BEYOND HISTORICISM AND UNIVERSALISM: EPIC, HISTORY, AND MEMORY
Review of The Concept of History, by Dmitri Nikulin (London: Bloomsbury Academic, 2017. Pp. xiii, 228)
Verónica Tozzi Thompson
Translated by Moira Pérez
In The Concept of History, Dmitri Nikulin rehearses an alternative philosophy of history, thus accompanying a certain revival of interest in this discipline since the end of the twentieth century. Conceptualizing an alternative philosophy of history is of fundamental relevance in the context of the global problems that deepen every day in our contemporary world. Undoubtedly, philosophy must be attentive to the present demands and interests of representing the past, whether by the sectors of power or by various dissident collectives, for failing to reflexively address questions of substantive philosophy of history surely leaves room for the (unacknowledged) validity of the teleological-universalist narrative. The historical trajectory delineated by the modern conception of history is centered on the uniqueness and unity of history and establishes a divide between historical and nonhistorical (or prehistoric) peoples. Nikulin, by contrast, seeks to produce a pluralistic conception of multiple histories, for which he elaborates a notion of “the historical” present in every time period and human culture (oral and written).

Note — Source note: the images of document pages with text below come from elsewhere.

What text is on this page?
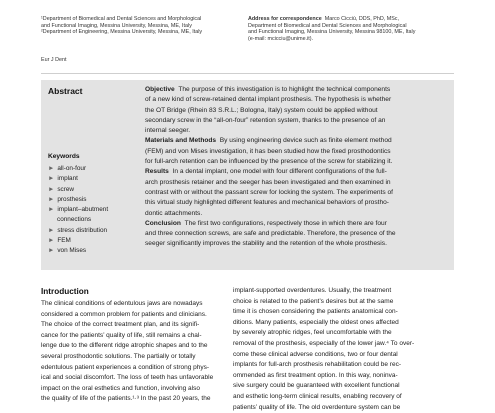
¹Department of Biomedical and Dental Sciences and Morphological
and Functional Imaging, Messina University, Messina, ME, Italy
²Department of Engineering, Messina University, Messina, ME, Italy
Address for correspondence Marco Cicciù, DDS, PhD, MSc,
Department of Biomedical and Dental Sciences and Morphological
and Functional Imaging, Messina University, Messina 98100, ME, Italy
(e-mail: mcicciu@unime.it).
Eur J Dent
Abstract
Keywords
► all-on-four
► implant
► screw
► prosthesis
► implant–abutment
connections
► stress distribution
► FEM
► von Mises
Objective The purpose of this investigation is to highlight the technical components
of a new kind of screw-retained dental implant prosthesis. The hypothesis is whether
the OT Bridge (Rhein 83 S.R.L.; Bologna, Italy) system could be applied without
secondary screw in the “all-on-four” retention system, thanks to the presence of an
internal seeger.
Materials and Methods By using engineering device such as finite element method
(FEM) and von Mises investigation, it has been studied how the fixed prosthodontics
for full-arch retention can be influenced by the presence of the screw for stabilizing it.
Results In a dental implant, one model with four different configurations of the full-
arch prosthesis retainer and the seeger has been investigated and then examined in
contrast with or without the passant screw for locking the system. The experiments of
this virtual study highlighted different features and mechanical behaviors of prostho-
dontic attachments.
Conclusion The first two configurations, respectively those in which there are four
and three connection screws, are safe and predictable. Therefore, the presence of the
seeger significantly improves the stability and the retention of the whole prosthesis.
Introduction
The clinical conditions of edentulous jaws are nowadays
considered a common problem for patients and clinicians.
The choice of the correct treatment plan, and its signifi-
cance for the patients’ quality of life, still remains a chal-
lenge due to the different ridge atrophic shapes and to the
several prosthodontic solutions. The partially or totally
edentulous patient experiences a condition of strong phys-
ical and social discomfort. The loss of teeth has unfavorable
impact on the oral esthetics and function, involving also
the quality of life of the patients.¹·³ In the past 20 years, the
implant-supported overdentures. Usually, the treatment
choice is related to the patient’s desires but at the same
time it is chosen considering the patients anatomical con-
ditions. Many patients, especially the oldest ones affected
by severely atrophic ridges, feel uncomfortable with the
removal of the prosthesis, especially of the lower jaw.⁴ To over-
come these clinical adverse conditions, two or four dental
implants for full-arch prosthesis rehabilitation could be rec-
ommended as first treatment option. In this way, noninva-
sive surgery could be guaranteed with excellent functional
and esthetic long-term clinical results, enabling recovery of
patients’ quality of life. The old overdenture system can be
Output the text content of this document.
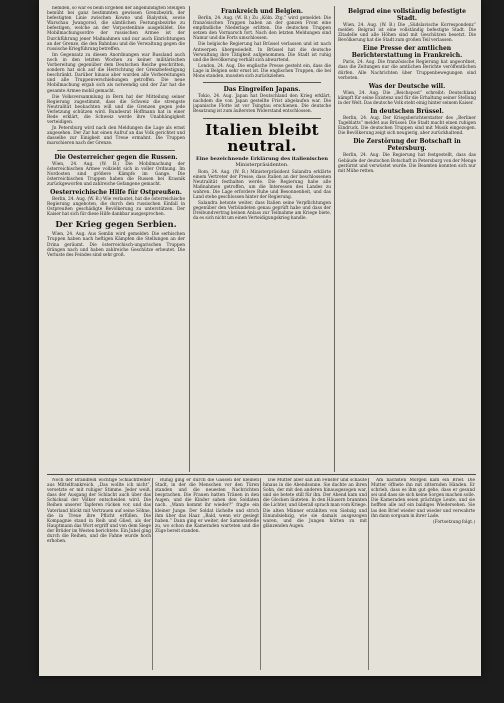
hemden, so war es beim Ergehen der angekündigten Stellgen bemüht bei ganz bestimmten gewissen Grenzbezirk, der befestigten Linie zwischen Kowno und Bialystok, sowie Warschau Jwangorod, die sämtlichen Festungsbezirke zu befestigen, welche an der Vorpostenlinie ausgebildet. Die Mobilmachungsordre der russischen Armee ist der Durchführung jener Maßnahmen und nur auch Einrichtungen an der Grenze, die den Bahnbau und die Verwaltung gegen die russische Kriegführung betreffen.

Im Gegensatz zu diesen Anordnungen war Russland auch noch in den letzten Wochen zu keiner militärischen Vorbereitung gegenüber dem Deutschen Reiche geschritten, sondern hat sich auf die Herrichtung der Grenzbefestigung beschränkt. Darüber hinaus aber wurden alle Vorbereitungen und alle Truppenverschiebungen getroffen. Die neue Mobilmachung ergab sich als notwendig und der Zar hat die gesamte Armee mobil gemacht.

Die Volksversammlung in Bern hat der Mitteilung seiner Regierung zugestimmt, dass die Schweiz die strengste Neutralität beobachten will und die Grenzen gegen jede Verletzung schützen wird. Bundesrat Hoffmann hat in einer Rede erklärt, die Schweiz werde ihre Unabhängigkeit verteidigen.

Jn Petersburg wird nach den Meldungen die Lage als ernst angesehen. Der Zar hat einen Aufruf an das Volk gerichtet und dasselbe zur Einigkeit und Treue ermahnt. Die Truppen marschieren nach der Grenze.

Die Oesterreicher gegen die Russen.

Wien, 24. Aug. (W. B.) Die Mobilmachung der österreichischen Armee vollzieht sich in voller Ordnung. Im Nordosten sind größere Kämpfe im Gange. Die österreichischen Truppen haben die Russen bei Krasnik zurückgeworfen und zahlreiche Gefangene gemacht.

Oesterreichische Hilfe für Ostpreußen.

Berlin, 24. Aug. (W. B.) Wie verlautet, hat die österreichische Regierung angeboten, die durch den russischen Einfall in Ostpreußen geschädigte Bevölkerung zu unterstützen. Der Kaiser hat sich für diese Hilfe dankbar ausgesprochen.

Der Krieg gegen Serbien.

Wien, 24. Aug. Aus Semlin wird gemeldet: Die serbischen Truppen haben nach heftigen Kämpfen die Stellungen an der Drina geräumt. Die österreichisch-ungarischen Truppen drängen nach und haben zahlreiche Geschütze erbeutet. Die Verluste des Feindes sind sehr groß.

Frankreich und Belgien.

Berlin, 24. Aug. (W. B.) Zu „Köln. Ztg.“ wird gemeldet: Die französischen Truppen haben an der ganzen Front eine empfindliche Niederlage erlitten. Die deutschen Truppen setzen den Vormarsch fort. Nach den letzten Meldungen sind Namur und die Forts umschlossen.

Die belgische Regierung hat Brüssel verlassen und ist nach Antwerpen übergesiedelt. In Brüssel hat die deutsche Verwaltung ihre Tätigkeit aufgenommen. Die Stadt ist ruhig und die Bevölkerung verhält sich abwartend.

London, 24. Aug. Die englische Presse gesteht ein, dass die Lage in Belgien sehr ernst ist. Die englischen Truppen, die bei Mons standen, mussten sich zurückziehen.

Das Eingreifen Japans.

Tokio, 24. Aug. Japan hat Deutschland den Krieg erklärt, nachdem die von Japan gestellte Frist abgelaufen war. Die japanische Flotte ist vor Tsingtau erschienen. Die deutsche Besatzung ist zum äußersten Widerstand entschlossen.

Italien bleibt neutral.
Eine bezeichnende Erklärung des italienischen
Ministerpräsidenten.

Rom, 24. Aug. (W. B.) Ministerpräsident Salandra erklärte einem Vertreter der Presse, dass Italien an der beschlossenen Neutralität festhalten werde. Die Regierung habe alle Maßnahmen getroffen, um die Interessen des Landes zu wahren. Die Lage erfordere Ruhe und Besonnenheit, und das Land stehe geschlossen hinter der Regierung.

Salandra betonte weiter, dass Italien seine Verpflichtungen gegenüber den Verbündeten genau geprüft habe und dass der Dreibundvertrag keinen Anlass zur Teilnahme am Kriege biete, da es sich nicht um einen Verteidigungskrieg handle.

Belgrad eine vollständig befestigte Stadt.

Wien, 24. Aug. (W. B.) Die „Südslavische Korrespondenz“ meldet: Belgrad ist eine vollständig befestigte Stadt. Die Zitadelle und alle Höhen sind mit Geschützen besetzt. Die Bevölkerung hat die Stadt zum großen Teil verlassen.

Eine Presse der amtlichen Berichterstattung in Frankreich.

Paris, 24. Aug. Die französische Regierung hat angeordnet, dass die Zeitungen nur die amtlichen Berichte veröffentlichen dürfen. Alle Nachrichten über Truppenbewegungen sind verboten.

Was der Deutsche will.

Wien, 24. Aug. Die „Reichspost“ schreibt: Deutschland kämpft für seine Existenz und für die Erhaltung seiner Stellung in der Welt. Das deutsche Volk steht einig hinter seinem Kaiser.

In deutschen Brüssel.

Berlin, 24. Aug. Der Kriegsberichterstatter des „Berliner Tageblatts“ meldet aus Brüssel: Die Stadt macht einen ruhigen Eindruck. Die deutschen Truppen sind mit Musik eingezogen. Die Bevölkerung zeigt sich neugierig, aber zurückhaltend.

Die Zerstörung der Botschaft in Petersburg.

Berlin, 24. Aug. Die Regierung hat festgestellt, dass das Gebäude der deutschen Botschaft in Petersburg von der Menge gestürmt und verwüstet wurde. Die Beamten konnten sich nur mit Mühe retten.

Noch der Brandfeld wichtige Schlachtfelder aus Mittelfrankreich. „Das wollte ich nicht“, versetzte er mit ruhiger Stimme. Jeder weiß, dass der Ausgang der Schlacht auch über das Schicksal der Völker entscheiden wird. Die Reihen unserer Tapferen rücken vor, und das Vaterland blickt mit Vertrauen auf seine Söhne, die in Treue ihre Pflicht erfüllen. Die Kompagnie stand in Reih und Glied, als der Hauptmann das Wort ergriff und von dem Siege der Brüder im Westen berichtete. Ein Jubel ging durch die Reihen, und die Fahne wurde hoch erhoben.

Ruhig ging er durch die Gassen der kleinen Stadt, in der die Menschen vor den Türen standen und die neuesten Nachrichten besprachen. Die Frauen hatten Tränen in den Augen, und die Kinder sahen den Soldaten nach. „Wann kommt ihr wieder?“ fragte ein kleiner Junge. Der Soldat lächelte und strich ihm über das Haar. „Bald, wenn wir gesiegt haben.“ Dann ging er weiter, der Sammelstelle zu, wo schon die Kameraden warteten und die Züge bereit standen.

Die Mutter aber saß am Fenster und schaute hinaus in die Abendsonne. Sie dachte an ihren Sohn, der mit den anderen hinausgezogen war, und sie betete still für ihn. Der Abend kam und die Glocken läuteten. In den Häusern brannten die Lichter, und überall sprach man vom Kriege. Die alten Männer erzählten von Siebzig und Einundsiebzig, wie sie damals ausgezogen waren, und die Jungen hörten zu mit glänzenden Augen.

Am nächsten Morgen kam ein Brief. Die Mutter öffnete ihn mit zitternden Händen. Er schrieb, dass es ihm gut gehe, dass er gesund sei und dass sie sich keine Sorgen machen solle. Die Kameraden seien prächtige Leute, und sie hofften alle auf ein baldiges Wiedersehen. Sie las den Brief wieder und wieder und verwahrte ihn dann sorgsam in ihrer Lade.

(Fortsetzung folgt.)
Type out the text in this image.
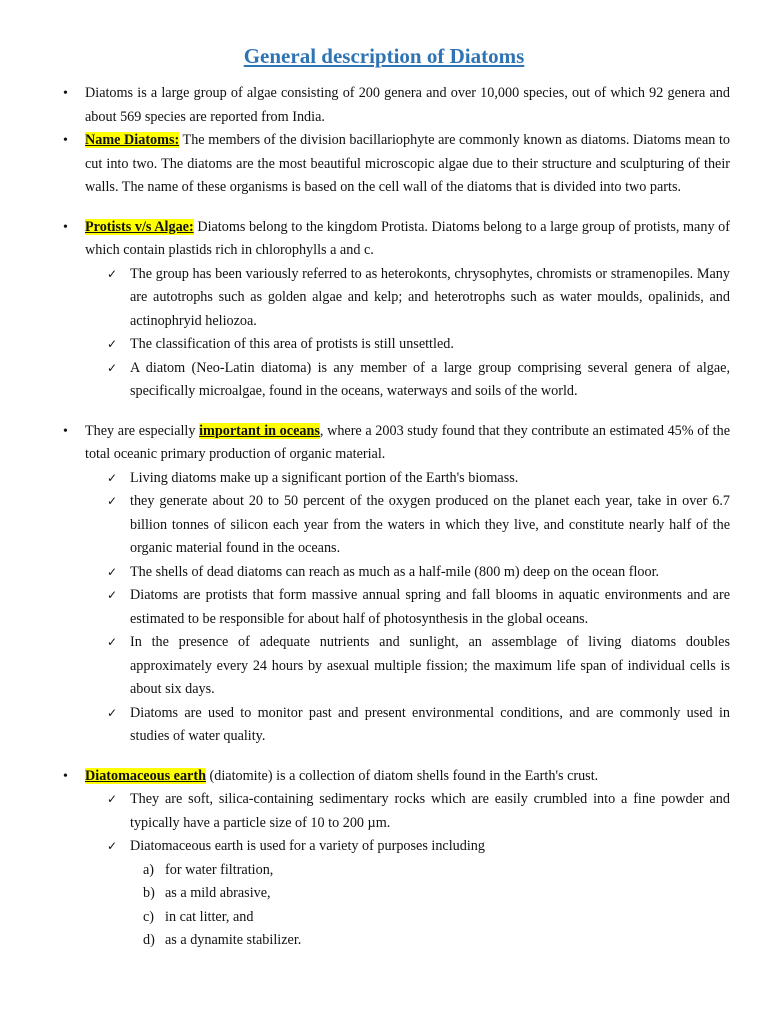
General description of Diatoms
• Diatoms is a large group of algae consisting of 200 genera and over 10,000 species, out of which 92 genera and about 569 species are reported from India.
• Name Diatoms: The members of the division bacillariophyte are commonly known as diatoms. Diatoms mean to cut into two. The diatoms are the most beautiful microscopic algae due to their structure and sculpturing of their walls. The name of these organisms is based on the cell wall of the diatoms that is divided into two parts.
• Protists v/s Algae: Diatoms belong to the kingdom Protista. Diatoms belong to a large group of protists, many of which contain plastids rich in chlorophylls a and c.
✓ The group has been variously referred to as heterokonts, chrysophytes, chromists or stramenopiles. Many are autotrophs such as golden algae and kelp; and heterotrophs such as water moulds, opalinids, and actinophryid heliozoa.
✓ The classification of this area of protists is still unsettled.
✓ A diatom (Neo-Latin diatoma) is any member of a large group comprising several genera of algae, specifically microalgae, found in the oceans, waterways and soils of the world.
• They are especially important in oceans, where a 2003 study found that they contribute an estimated 45% of the total oceanic primary production of organic material.
✓ Living diatoms make up a significant portion of the Earth's biomass.
✓ they generate about 20 to 50 percent of the oxygen produced on the planet each year, take in over 6.7 billion tonnes of silicon each year from the waters in which they live, and constitute nearly half of the organic material found in the oceans.
✓ The shells of dead diatoms can reach as much as a half-mile (800 m) deep on the ocean floor.
✓ Diatoms are protists that form massive annual spring and fall blooms in aquatic environments and are estimated to be responsible for about half of photosynthesis in the global oceans.
✓ In the presence of adequate nutrients and sunlight, an assemblage of living diatoms doubles approximately every 24 hours by asexual multiple fission; the maximum life span of individual cells is about six days.
✓ Diatoms are used to monitor past and present environmental conditions, and are commonly used in studies of water quality.
• Diatomaceous earth (diatomite) is a collection of diatom shells found in the Earth's crust.
✓ They are soft, silica-containing sedimentary rocks which are easily crumbled into a fine powder and typically have a particle size of 10 to 200 µm.
✓ Diatomaceous earth is used for a variety of purposes including
a) for water filtration,
b) as a mild abrasive,
c) in cat litter, and
d) as a dynamite stabilizer.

A central distinction to be established from the beginning, according to Nikulin, is between “the historical” and “history.” The historical is nothing other than lists of names, things, actions, and facts to be preserved, and we can find these lists in any culture in any time and place. Such lists are governed by some organizing principle that determines what not to forget. Chapters 3 (“The Epic of History”), 4 (“The Homer Galaxy”), and 5 (“The Logos of History”) are, in my view, the most novel and stimulating parts of the book. There, “the historical” (those detailed and organized lists) comes with a narrative (fabula). The historical/fable dyad constitutes the structure of history, which is instantiated in multiple histories but which, in itself (as a structure), is not historical but invariant in each and every history. The seven chapters that make up The Concept of History run through various examples of reflections on and problems related to the subject in ancient history, a period in which Nikulin himself is a recognized specialist. The centrality of ancient Greek history in this study does not imply a commitment to the thesis that history emerged in Greek culture. According to Nikulin, where there are human beings, there is history.